Saat ini sudah banyak negara yang melakukan komplain terkait kebijakan Presiden Jokowi Dodo melakukan pelarangan ekspor batu bara. Seperti kita ketahui, ada banyak negara yang memiliki ketergantungan impor batu bara terhadap Indonesia.

Diantaranya adalah China dengan total ekspor lebih dari 16 juta ton setiap bulannya. Kemudian disusul oleh India, Jepang, Korea Selatan dan negara lainnya. Diantara negara yang sudah melakukan negosiasi dengan pemerintah adalah Jepang dan Korea Selatan.

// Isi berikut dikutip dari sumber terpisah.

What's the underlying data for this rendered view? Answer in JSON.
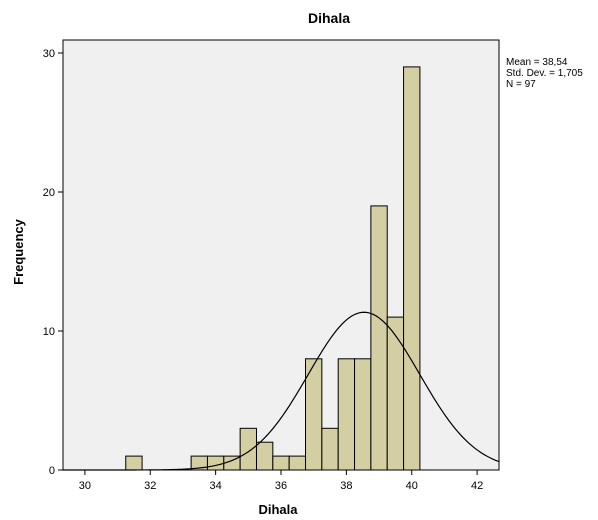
{
  "chart_data": {
    "type": "bar",
    "title": "Dihala",
    "xlabel": "Dihala",
    "ylabel": "Frequency",
    "xlim": [
      29.33,
      42.67
    ],
    "ylim": [
      0,
      30
    ],
    "x_ticks": [
      30,
      32,
      34,
      36,
      38,
      40,
      42
    ],
    "y_ticks": [
      0,
      10,
      20,
      30
    ],
    "bin_width": 0.5,
    "bins": [
      {
        "start": 31.25,
        "value": 1
      },
      {
        "start": 33.25,
        "value": 1
      },
      {
        "start": 33.75,
        "value": 1
      },
      {
        "start": 34.25,
        "value": 1
      },
      {
        "start": 34.75,
        "value": 3
      },
      {
        "start": 35.25,
        "value": 2
      },
      {
        "start": 35.75,
        "value": 1
      },
      {
        "start": 36.25,
        "value": 1
      },
      {
        "start": 36.75,
        "value": 8
      },
      {
        "start": 37.25,
        "value": 3
      },
      {
        "start": 37.75,
        "value": 8
      },
      {
        "start": 38.25,
        "value": 8
      },
      {
        "start": 38.75,
        "value": 19
      },
      {
        "start": 39.25,
        "value": 11
      },
      {
        "start": 39.75,
        "value": 29
      }
    ],
    "normal_curve": {
      "mean": 38.54,
      "sd": 1.705,
      "n": 97
    },
    "stats_lines": [
      "Mean = 38,54",
      "Std. Dev. = 1,705",
      "N = 97"
    ],
    "colors": {
      "bar_fill": "#d4cfa3",
      "bar_stroke": "#000000",
      "plot_bg": "#f0f0f0",
      "curve": "#000000"
    },
    "grid": false
  }
}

Namun hal ini tidak lantas membuat Jokowi mundur. Bahkan beliau mengungkap akan terus meningkatkan pelarangan ekspor bahan tambang lainnya. Diantara bahan tambang mentah tersebut adalah bauksit, tembaga dan timah.

Jokowi sangat optimis kalau pelarangan ekspor bahan tambang mentah ini akan memberikan dampak yang sangat positif terhadap banyak orang dari sisi finansial. Jadi tidak hanya segelintir orang saja yang merasakan benefitnya.